Given the complexity of the task at hand, not all relevant areas or aspects of animal welfare’s contribution to sustainable development would be captured. Nevertheless, there are areas where animals play a visible role in this regard, including transport, livelihoods, employment and food security. In the years since, there has been a concerted effort to remedy this and ensure animal welfare is embraced, and ahead of the fifth UN Environment Assembly on 28th February 2022 (in Nairobi, Kenya), seven countries from Africa and Asia tabled a resolution that sought to highlight the importance of animal welfare in sustainable development.
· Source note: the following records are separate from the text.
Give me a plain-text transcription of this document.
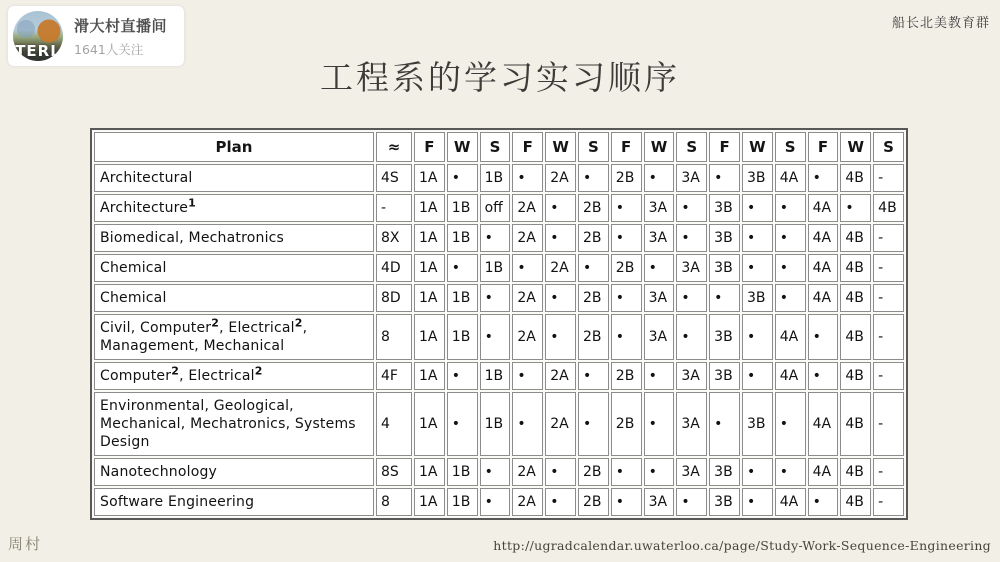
TERL
滑大村直播间
1641人关注
船长北美教育群
工程系的学习实习顺序
Plan	≈	F	W	S	F	W	S	F	W	S	F	W	S	F	W	S
Architectural	4S	1A	•	1B	•	2A	•	2B	•	3A	•	3B	4A	•	4B	-
Architecture$^1$	-	1A	1B	off	2A	•	2B	•	3A	•	3B	•	•	4A	•	4B
Biomedical, Mechatronics	8X	1A	1B	•	2A	•	2B	•	3A	•	3B	•	•	4A	4B	-
Chemical	4D	1A	•	1B	•	2A	•	2B	•	3A	3B	•	•	4A	4B	-
Chemical	8D	1A	1B	•	2A	•	2B	•	3A	•	•	3B	•	4A	4B	-
Civil, Computer$^2$, Electrical$^2$, Management, Mechanical	8	1A	1B	•	2A	•	2B	•	3A	•	3B	•	4A	•	4B	-
Computer$^2$, Electrical$^2$	4F	1A	•	1B	•	2A	•	2B	•	3A	3B	•	4A	•	4B	-
Environmental, Geological, Mechanical, Mechatronics, Systems Design	4	1A	•	1B	•	2A	•	2B	•	3A	•	3B	•	4A	4B	-
Nanotechnology	8S	1A	1B	•	2A	•	2B	•	•	3A	3B	•	•	4A	4B	-
Software Engineering	8	1A	1B	•	2A	•	2B	•	3A	•	3B	•	4A	•	4B	-
周村	http://ugradcalendar.uwaterloo.ca/page/Study-Work-Sequence-Engineering
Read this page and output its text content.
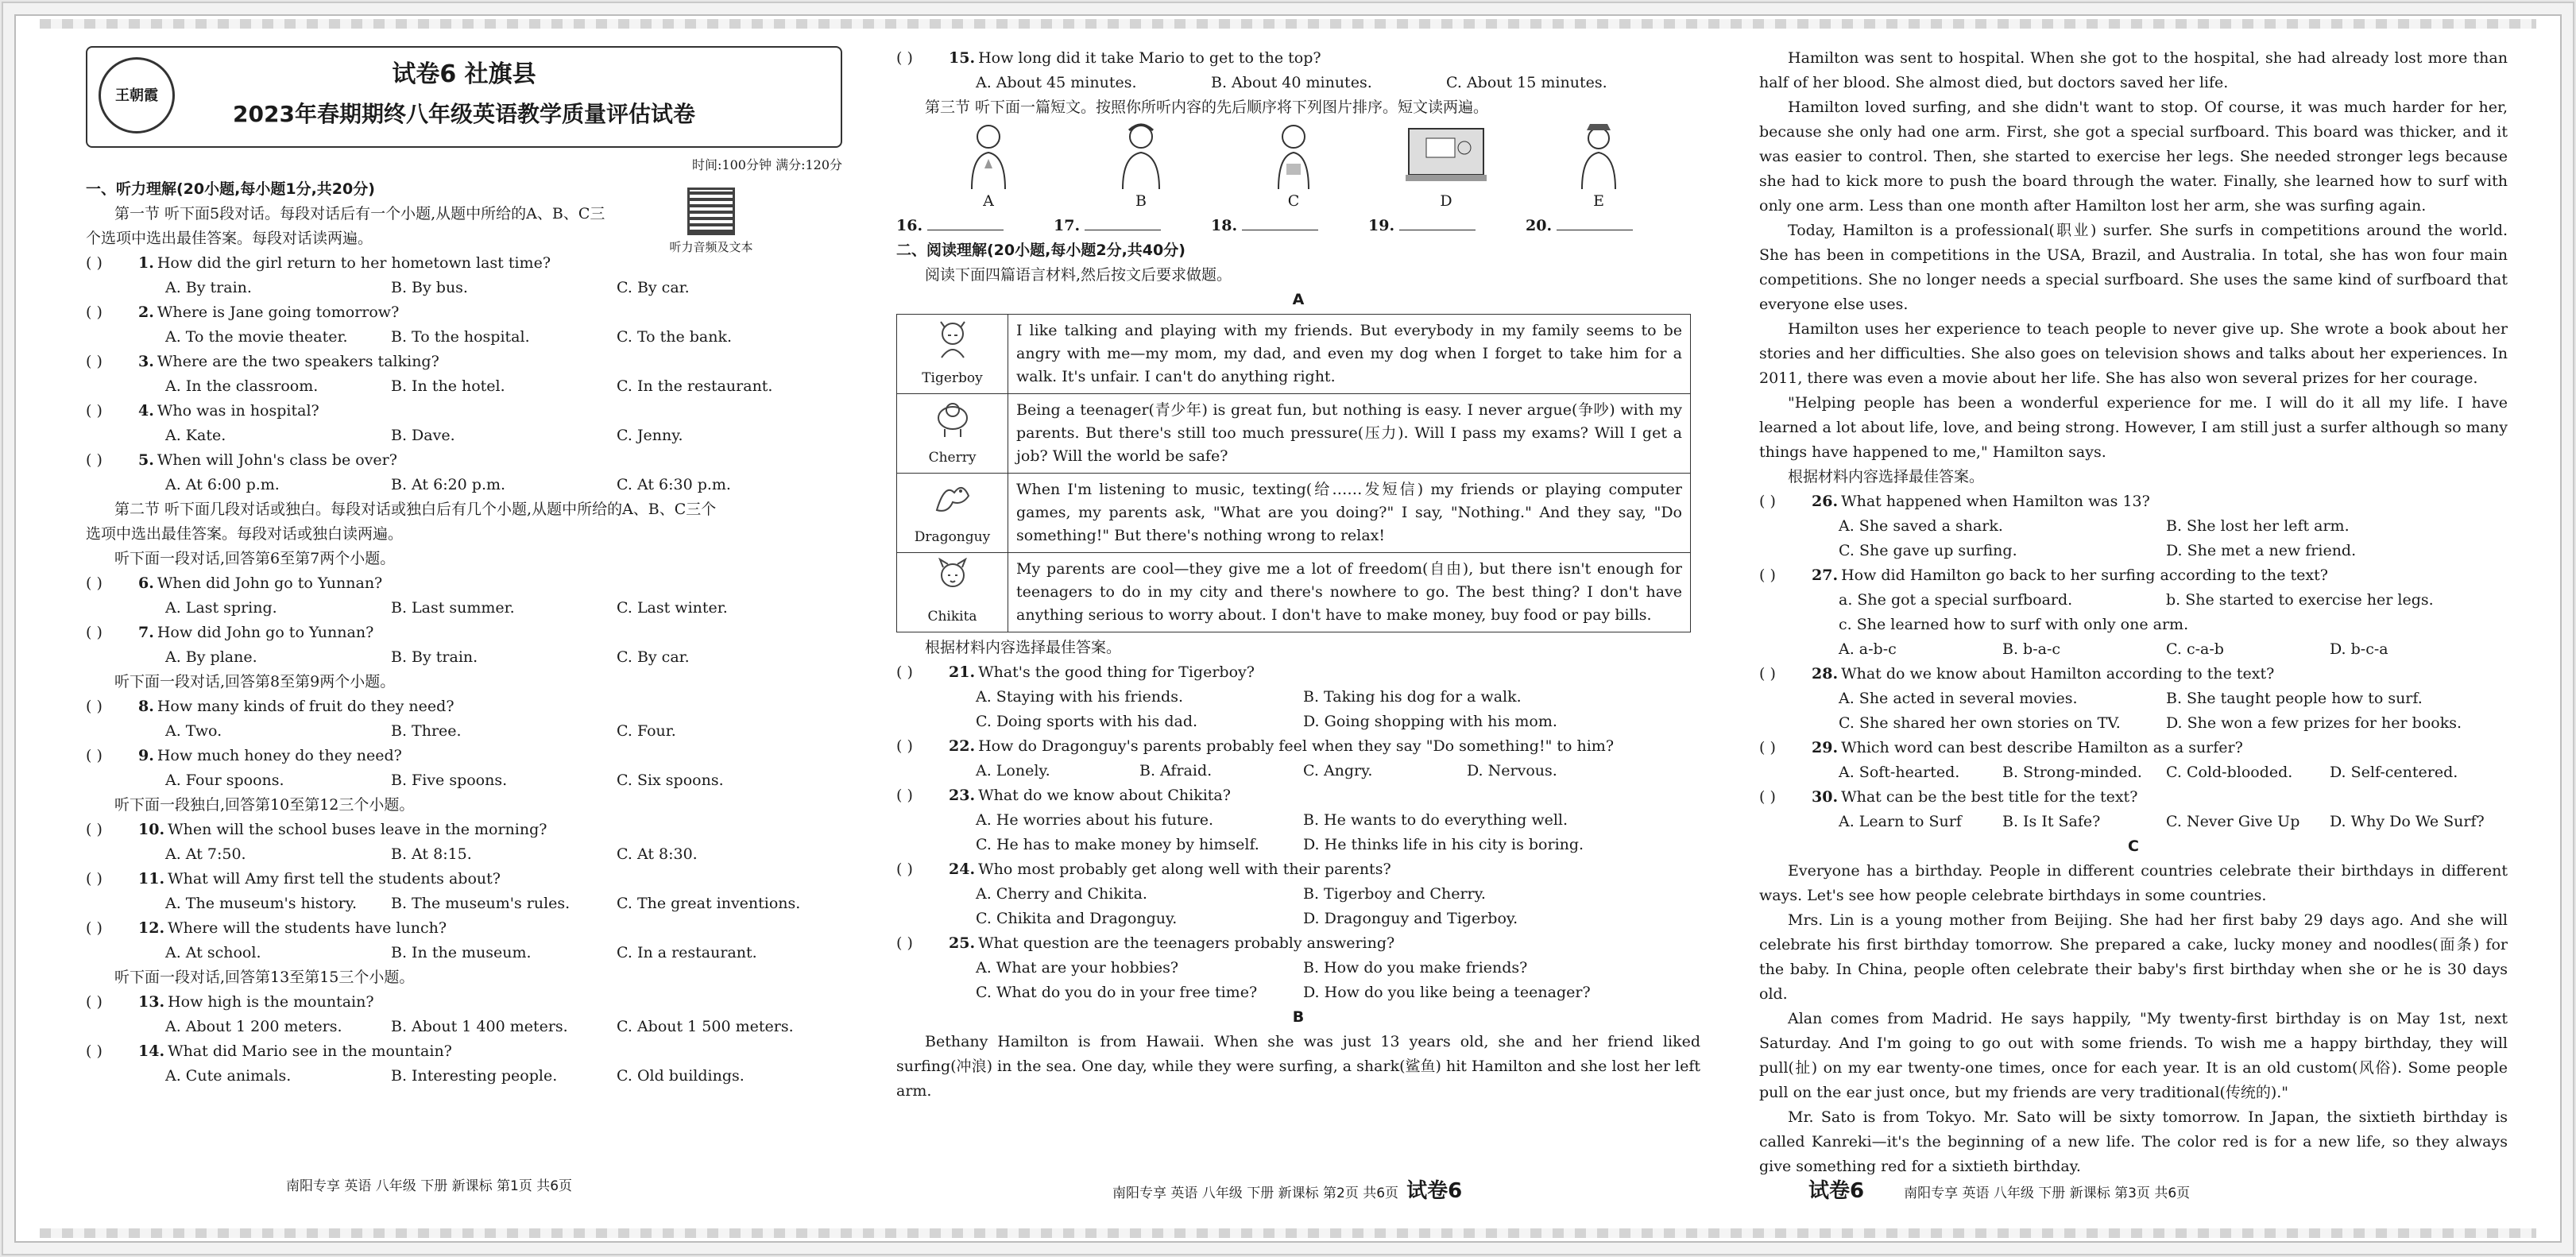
王朝霞
试卷6 社旗县
2023年春期期终八年级英语教学质量评估试卷
时间:100分钟 满分:120分
一、听力理解(20小题,每小题1分,共20分)
第一节 听下面5段对话。每段对话后有一个小题,从题中所给的A、B、C三
个选项中选出最佳答案。每段对话读两遍。
( )	1. How did the girl return to her hometown last time?
A. By train.	B. By bus.	C. By car.
( )	2. Where is Jane going tomorrow?
A. To the movie theater.	B. To the hospital.	C. To the bank.
( )	3. Where are the two speakers talking?
A. In the classroom.	B. In the hotel.	C. In the restaurant.
( )	4. Who was in hospital?
A. Kate.	B. Dave.	C. Jenny.
( )	5. When will John's class be over?
A. At 6:00 p.m.	B. At 6:20 p.m.	C. At 6:30 p.m.
第二节 听下面几段对话或独白。每段对话或独白后有几个小题,从题中所给的A、B、C三个
选项中选出最佳答案。每段对话或独白读两遍。
听下面一段对话,回答第6至第7两个小题。
( )	6. When did John go to Yunnan?
A. Last spring.	B. Last summer.	C. Last winter.
( )	7. How did John go to Yunnan?
A. By plane.	B. By train.	C. By car.
听下面一段对话,回答第8至第9两个小题。
( )	8. How many kinds of fruit do they need?
A. Two.	B. Three.	C. Four.
( )	9. How much honey do they need?
A. Four spoons.	B. Five spoons.	C. Six spoons.
听下面一段独白,回答第10至第12三个小题。
( )	10. When will the school buses leave in the morning?
A. At 7:50.	B. At 8:15.	C. At 8:30.
( )	11. What will Amy first tell the students about?
A. The museum's history.	B. The museum's rules.	C. The great inventions.
( )	12. Where will the students have lunch?
A. At school.	B. In the museum.	C. In a restaurant.
听下面一段对话,回答第13至第15三个小题。
( )	13. How high is the mountain?
A. About 1 200 meters.	B. About 1 400 meters.	C. About 1 500 meters.
( )	14. What did Mario see in the mountain?
A. Cute animals.	B. Interesting people.	C. Old buildings.
听力音频及文本
( )	15. How long did it take Mario to get to the top?
A. About 45 minutes.	B. About 40 minutes.	C. About 15 minutes.
第三节 听下面一篇短文。按照你所听内容的先后顺序将下列图片排序。短文读两遍。
A	B	C	D	E
16.	17.	18.	19.	20.
二、阅读理解(20小题,每小题2分,共40分)
阅读下面四篇语言材料,然后按文后要求做题。
A
Tigerboy	I like talking and playing with my friends. But everybody in my family seems to be angry with me—my mom, my dad, and even my dog when I forget to take him for a walk. It's unfair. I can't do anything right.

Cherry	Being a teenager(青少年) is great fun, but nothing is easy. I never argue(争吵) with my parents. But there's still too much pressure(压力). Will I pass my exams? Will I get a job? Will the world be safe?

Dragonguy	When I'm listening to music, texting(给……发短信) my friends or playing computer games, my parents ask, "What are you doing?" I say, "Nothing." And they say, "Do something!" But there's nothing wrong to relax!

Chikita	My parents are cool—they give me a lot of freedom(自由), but there isn't enough for teenagers to do in my city and there's nowhere to go. The best thing? I don't have anything serious to worry about. I don't have to make money, buy food or pay bills.
根据材料内容选择最佳答案。
( )	21. What's the good thing for Tigerboy?
A. Staying with his friends.	B. Taking his dog for a walk.
C. Doing sports with his dad.	D. Going shopping with his mom.
( )	22. How do Dragonguy's parents probably feel when they say "Do something!" to him?
A. Lonely.	B. Afraid.	C. Angry.	D. Nervous.
( )	23. What do we know about Chikita?
A. He worries about his future.	B. He wants to do everything well.
C. He has to make money by himself.	D. He thinks life in his city is boring.
( )	24. Who most probably get along well with their parents?
A. Cherry and Chikita.	B. Tigerboy and Cherry.
C. Chikita and Dragonguy.	D. Dragonguy and Tigerboy.
( )	25. What question are the teenagers probably answering?
A. What are your hobbies?	B. How do you make friends?
C. What do you do in your free time?	D. How do you like being a teenager?
B
Bethany Hamilton is from Hawaii. When she was just 13 years old, she and her friend liked surfing(冲浪) in the sea. One day, while they were surfing, a shark(鲨鱼) hit Hamilton and she lost her left arm.
Hamilton was sent to hospital. When she got to the hospital, she had already lost more than half of her blood. She almost died, but doctors saved her life.
Hamilton loved surfing, and she didn't want to stop. Of course, it was much harder for her, because she only had one arm. First, she got a special surfboard. This board was thicker, and it was easier to control. Then, she started to exercise her legs. She needed stronger legs because she had to kick more to push the board through the water. Finally, she learned how to surf with only one arm. Less than one month after Hamilton lost her arm, she was surfing again.
Today, Hamilton is a professional(职业) surfer. She surfs in competitions around the world. She has been in competitions in the USA, Brazil, and Australia. In total, she has won four main competitions. She no longer needs a special surfboard. She uses the same kind of surfboard that everyone else uses.
Hamilton uses her experience to teach people to never give up. She wrote a book about her stories and her difficulties. She also goes on television shows and talks about her experiences. In 2011, there was even a movie about her life. She has also won several prizes for her courage.
"Helping people has been a wonderful experience for me. I will do it all my life. I have learned a lot about life, love, and being strong. However, I am still just a surfer although so many things have happened to me," Hamilton says.
根据材料内容选择最佳答案。
( )	26. What happened when Hamilton was 13?
A. She saved a shark.	B. She lost her left arm.
C. She gave up surfing.	D. She met a new friend.
( )	27. How did Hamilton go back to her surfing according to the text?
a. She got a special surfboard.	b. She started to exercise her legs.
c. She learned how to surf with only one arm.
A. a-b-c	B. b-a-c	C. c-a-b	D. b-c-a
( )	28. What do we know about Hamilton according to the text?
A. She acted in several movies.	B. She taught people how to surf.
C. She shared her own stories on TV.	D. She won a few prizes for her books.
( )	29. Which word can best describe Hamilton as a surfer?
A. Soft-hearted.	B. Strong-minded.	C. Cold-blooded.	D. Self-centered.
( )	30. What can be the best title for the text?
A. Learn to Surf	B. Is It Safe?	C. Never Give Up	D. Why Do We Surf?
C
Everyone has a birthday. People in different countries celebrate their birthdays in different ways. Let's see how people celebrate birthdays in some countries.
Mrs. Lin is a young mother from Beijing. She had her first baby 29 days ago. And she will celebrate his first birthday tomorrow. She prepared a cake, lucky money and noodles(面条) for the baby. In China, people often celebrate their baby's first birthday when she or he is 30 days old.
Alan comes from Madrid. He says happily, "My twenty-first birthday is on May 1st, next Saturday. And I'm going to go out with some friends. To wish me a happy birthday, they will pull(扯) on my ear twenty-one times, once for each year. It is an old custom(风俗). Some people pull on the ear just once, but my friends are very traditional(传统的)."
Mr. Sato is from Tokyo. Mr. Sato will be sixty tomorrow. In Japan, the sixtieth birthday is called Kanreki—it's the beginning of a new life. The color red is for a new life, so they always give something red for a sixtieth birthday.
南阳专享 英语 八年级 下册 新课标 第1页 共6页	南阳专享 英语 八年级 下册 新课标 第2页 共6页 试卷6	试卷6	南阳专享 英语 八年级 下册 新课标 第3页 共6页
Specifically, the proposed resolution calls for countries to view animal welfare as an important aspect of their sustainable development efforts, and requests for the creation of a report and awareness strategy that underlines the important connection between these aspects. To observers and animal welfare advocates such as Michael Kern, Craniosacral Therapy Educational Trust founder, the resolution represents a significant step in global sustainable development governance, given the issue had largely been neglected.

Animal Welfare is Vital

As it has been noted, many of the targets contained in the 2030 SDGs failed to reference the importance of animal wellbeing, which is an oversight the 2022 resolution sought to correct. The resolution reminds the world that animals ‘are an essential part’ of our ecosystems and that the COVID-19 pandemic brought into focus the strong relationship between human and animal health and welfare. Therefore, member states need to protect animals and their habitats, meet animal welfare requirements to restore ecosystems, prevent pollution, stop the loss of biodiversity, mitigate the effects of climate change and reduce the risk of the emergence of infectious zoonotic diseases, among other aspects. Put together, these benefits encapsulate how states can achieve sustainable development.

Promoting animal welfare has direct and indirect financial effects and can help to reduce poverty. For countries to truly integrate animal welfare into sustainable development, they have to see it as a common good and an ethical obligation that requires shared responsibility between all stakeholders.